Yesterday SPLAB moved one door east, to new corporate offices in the smaller home that Meredith, Ella and I share. While SPLAB is working on a major project associated with the Cascadia Poetry Festival, we were told the house we were renting would be going up for sale and, sure enough, it has been sold already. So mark down our new address:
SPLAB
4817 S Lucile, Apartment B
Seattle, WA 98118
206.422.5002
We’d like to thank the following SPLAB Fans for their help in hauling our sh, uh, belongings to the new place: Aaron Kokorowski, Alex Bleecker, Marston and Hadidjah Gregory, Jason and Jackie Conger, Thomas Walton, Rachel Hug and Spotter (Steve Potter). A huge thanks to Tutta Bella, which again came through with several delicious pizzas to help us reward the heavy lifters, baby sitters and organizers.
About Splabman
Poet & interviewer Paul E Nelson founded SPLAB (Seattle Poetics LAB) & the Cascadia Poetry Festival. Since 1993, SPLAB has produced hundreds of poetry events & 600 hours of interview programming with legendary poets & whole systems activists including Allen Ginsberg, Michael McClure, Joanne Kyger, Robin Blaser, Diane di Prima, Daphne Marlatt, Nate Mackey, George Bowering, Barry McKinnon, José Kozer, Brenda Hillman & many others. Paul’s books include American Prophets (interviews 1994-2012) (2018) American Sentences (2015) A Time Before Slaughter (2009) and Organic in Cascadia: A Sequence of Energies (2013).
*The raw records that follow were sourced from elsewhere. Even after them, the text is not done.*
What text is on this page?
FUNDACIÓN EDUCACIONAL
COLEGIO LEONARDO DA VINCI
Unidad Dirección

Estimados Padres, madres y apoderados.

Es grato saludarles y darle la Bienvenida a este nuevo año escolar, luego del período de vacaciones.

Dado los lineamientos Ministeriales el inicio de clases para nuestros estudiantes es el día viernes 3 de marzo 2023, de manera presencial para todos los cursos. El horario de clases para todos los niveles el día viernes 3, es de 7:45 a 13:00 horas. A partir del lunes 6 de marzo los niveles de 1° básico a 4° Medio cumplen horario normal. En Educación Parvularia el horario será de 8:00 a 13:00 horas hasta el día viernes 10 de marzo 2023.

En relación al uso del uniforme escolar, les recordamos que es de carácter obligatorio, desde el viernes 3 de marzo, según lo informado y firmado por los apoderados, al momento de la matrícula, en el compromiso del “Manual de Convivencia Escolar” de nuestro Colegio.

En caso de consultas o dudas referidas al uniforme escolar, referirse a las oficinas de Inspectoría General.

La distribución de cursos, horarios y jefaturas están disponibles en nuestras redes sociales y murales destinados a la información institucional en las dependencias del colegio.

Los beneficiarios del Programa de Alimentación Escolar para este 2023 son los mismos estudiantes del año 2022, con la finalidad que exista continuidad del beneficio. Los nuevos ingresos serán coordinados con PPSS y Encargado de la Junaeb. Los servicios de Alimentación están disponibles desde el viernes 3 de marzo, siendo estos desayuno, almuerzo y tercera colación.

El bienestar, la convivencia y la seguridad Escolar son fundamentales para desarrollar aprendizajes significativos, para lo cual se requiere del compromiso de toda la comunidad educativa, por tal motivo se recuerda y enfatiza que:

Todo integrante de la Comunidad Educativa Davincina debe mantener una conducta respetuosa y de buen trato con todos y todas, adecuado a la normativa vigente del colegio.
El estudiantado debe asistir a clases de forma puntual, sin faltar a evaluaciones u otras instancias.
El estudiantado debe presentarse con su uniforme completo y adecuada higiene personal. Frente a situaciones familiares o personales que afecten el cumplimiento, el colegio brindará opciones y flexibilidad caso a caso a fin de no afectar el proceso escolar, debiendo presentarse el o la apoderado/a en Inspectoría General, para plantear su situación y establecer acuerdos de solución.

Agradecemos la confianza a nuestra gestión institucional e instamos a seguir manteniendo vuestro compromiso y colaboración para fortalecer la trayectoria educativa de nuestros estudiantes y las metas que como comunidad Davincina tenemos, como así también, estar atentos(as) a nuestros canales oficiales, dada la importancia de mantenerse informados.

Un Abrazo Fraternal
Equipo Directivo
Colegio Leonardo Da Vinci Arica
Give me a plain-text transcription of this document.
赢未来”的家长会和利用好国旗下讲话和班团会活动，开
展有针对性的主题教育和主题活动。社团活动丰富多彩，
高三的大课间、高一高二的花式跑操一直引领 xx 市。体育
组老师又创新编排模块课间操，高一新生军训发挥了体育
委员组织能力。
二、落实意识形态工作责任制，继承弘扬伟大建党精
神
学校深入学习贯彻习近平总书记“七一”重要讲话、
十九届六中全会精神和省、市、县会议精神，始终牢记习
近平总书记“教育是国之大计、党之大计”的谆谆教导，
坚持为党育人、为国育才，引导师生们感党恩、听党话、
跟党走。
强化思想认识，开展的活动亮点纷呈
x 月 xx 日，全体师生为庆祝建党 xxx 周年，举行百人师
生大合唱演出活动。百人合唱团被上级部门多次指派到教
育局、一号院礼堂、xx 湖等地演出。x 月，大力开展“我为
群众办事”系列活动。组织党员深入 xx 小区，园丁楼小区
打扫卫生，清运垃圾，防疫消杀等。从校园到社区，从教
Co-Editor of Make It True: Poetry From Cascadia (2015), 56 Days of August: Poetry Postcards (2017) and Samthology: A Tribute to Sam Hamill (2019) Make it True meets Medusario (2019), he’s presented poetry/poetics in London, Brussels, Nanaimo, Qinghai & Beijing, China, has had work translated into Spanish, Chinese & Portuguese & writes an American Sentence every day. Awarded a residency at The Lake, from the Morris Graves Foundation in Loleta, CA, he’s published work in Golden Handcuffs Review, Zen Monster, Hambone, and elsewhere. Winner of the 2014 Robin Blaser Award from The Capilano Review, he is engaged in a 20 year bioregional cultural investigation of Cascadia and lives in Rainier Beach, in the Cascadia bioregion’s Cedar River watershed.
It is Thanksgiving eve and a good time to thank Splab for all the wonderful words, insights, posts, poetry, laughs and effort you put into this blog. I often do not write but I almost always read and grow from SPLAB.
So sorry to hear about housing, rentals and oh the gentrification of the northwest.